Sql-server – SQL Server takes an hour to fail over to secondary node

availability-groupsclusteringfailoversql serversql-server-2008

I am at a new job, we have a 2008 R2 (SP1) WSFC which hosts SQL Server 2008 FCI.

Each node has it's own storage, nodes are 32 core with 32 GB memory (don't ask me why it is configured this way). The storage at each node is a read only copy when the node is secondary. Until today I was told that it was shared storage. I spoke with the sys admin about it because the quorum has a file share witness not a disk witness. He then explained that it does have it's own storage at each site but it is not active on the secondary node. Blocks of data are replicated between the primary and secondary nodes.

What's happening is that the host is failing over (unclear as to why), the most likely culprit is heartbeat timeout.

When the nodes fail over SQL Logs that it was sent a shutdown command.

Sometimes the second (SQL) node comes up within a minute or so.

Other times it takes an hour for SQL Server to come online on the secondary node. On the OS Side the failover is quick, it's just SQL Server that takes and hour.

My thought is that something was running.

I have not found any logs which indicate anything like this though.

In this reactionary state is there anything I can look at within SQL such as a system DB log or table (error logs have nothing after the shutdown command issued until the other instance comes online)?

I've not had this issue before and I have been scouring Google to no avail.

Best Answer

First, I want to address a few things.

Each node has it's own storage, nodes are 32 core with 32 GB memory (don't ask me why it is configured this way). The storage at each node is a read only copy when the node is secondary. Until today I was told that it was shared storage. ... He then explained that it does have it's own storage at each site but it is not active on the secondary node. Blocks of data are replicated between the primary and secondary nodes.

This is block replicated storage and we have no idea how or what is doing it. It could be done through software, it could be done through hardware, it could be a combination of both.

I spoke with the sys admin about it because the quorum has a file share witness not a disk witness.

There is nothing wrong with having a FSW. It's also the most common witness type.



Now to methodology:

What's happening is that the host is failing over (unclear as to why), the most likely culprit is heartbeat timeout.

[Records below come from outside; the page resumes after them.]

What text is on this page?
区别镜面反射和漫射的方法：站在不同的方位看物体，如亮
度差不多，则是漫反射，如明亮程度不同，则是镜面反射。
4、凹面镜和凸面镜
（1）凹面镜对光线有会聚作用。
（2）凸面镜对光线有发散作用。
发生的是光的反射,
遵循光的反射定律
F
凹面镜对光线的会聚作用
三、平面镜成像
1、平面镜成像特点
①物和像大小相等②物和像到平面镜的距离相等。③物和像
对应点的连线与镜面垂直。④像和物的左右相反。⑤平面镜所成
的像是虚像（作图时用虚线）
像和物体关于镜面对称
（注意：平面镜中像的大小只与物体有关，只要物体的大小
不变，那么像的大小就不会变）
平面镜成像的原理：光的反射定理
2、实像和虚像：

The cluster logs will tell you why. Generate and go through the cluster log to understand why the failover took place. If, for example, the root cause was failed heartbeats then it would require extra packet logging on each node to understand why the heartbeats were failing.

When the nodes fail over SQL Logs that it was sent a shutdown command.

Yes, so you know the time this was given in the SQL Server errorlog. Thus, the issue had to happen before this in the Cluster Log. This should start your timeline of events which will ultimately lead to the overall time it took for SQL Server to come up.

Sometimes the second (SQL) node comes up within a minute or so.

We need you to define, "comes up".

It's ambiguous whether you mean that the SQL Server service was attempted to be started by the cluster or the database you want to be online and accessible for user queries is online and accessible. I don't know to which you are referring.

In either case, if it's the cluster to bring the SQL Server resource online (service) then that is all in the cluster log of the node that now owns the resource group. It should be trivial to find an online call to the resource as you can quickly search for the name in the log. If it's for the database to be accessible, then you can look at the SQL Server errorlog and see how long it took for the startup messages and the recovery messages. Both should be trivial and can be added to your timeline of events and times.

Other times it takes an hour for SQL Server to come online on the secondary node. On the OS Side the failover is quick, it's just SQL Server that takes and hour.

Again, I'm unsure what you mean by the "OS Side". The call to online the resource is successful and SQL Server starts up but the database isn't accessible or the resource group moves over but the resources aren't started in a timely manner?

I have not found any logs which indicate anything like this though.

AFAIK there is no log that says why a database took a long time to start up. You need to create a timeline of events and extract the data from the multiple sources to build said timeline. Then you can piece together what happened and about how much time each step takes. You can focus in on the long steps and break them down into their individual pieces.

For example, when I do an RCA for these events I start with:

  1. When did the originating issue occur and what was it?
  2. When was SQL Server affected and how did it affect it? Let's assume, there was a failover.
  3. When did the failover occur on the previous owning node?
  4. when did the resource group move over to the next owning node (if not that last one to own it)?
  5. When was the call to online the SQL Server resource first successful and were there any unsuccessful attempts before that?
  6. When did SQL Server log it started the service?
  7. What order were the databases started and at what time?
  8. When did each database finish the recovery phases and how long did that take?
  9. When was the first successful user connection?
  10. Were there any other notable errors, warnings, or informational messages in the logs?

Once you have that overall timeline you can find the pieces that took the longest and investigate further from there.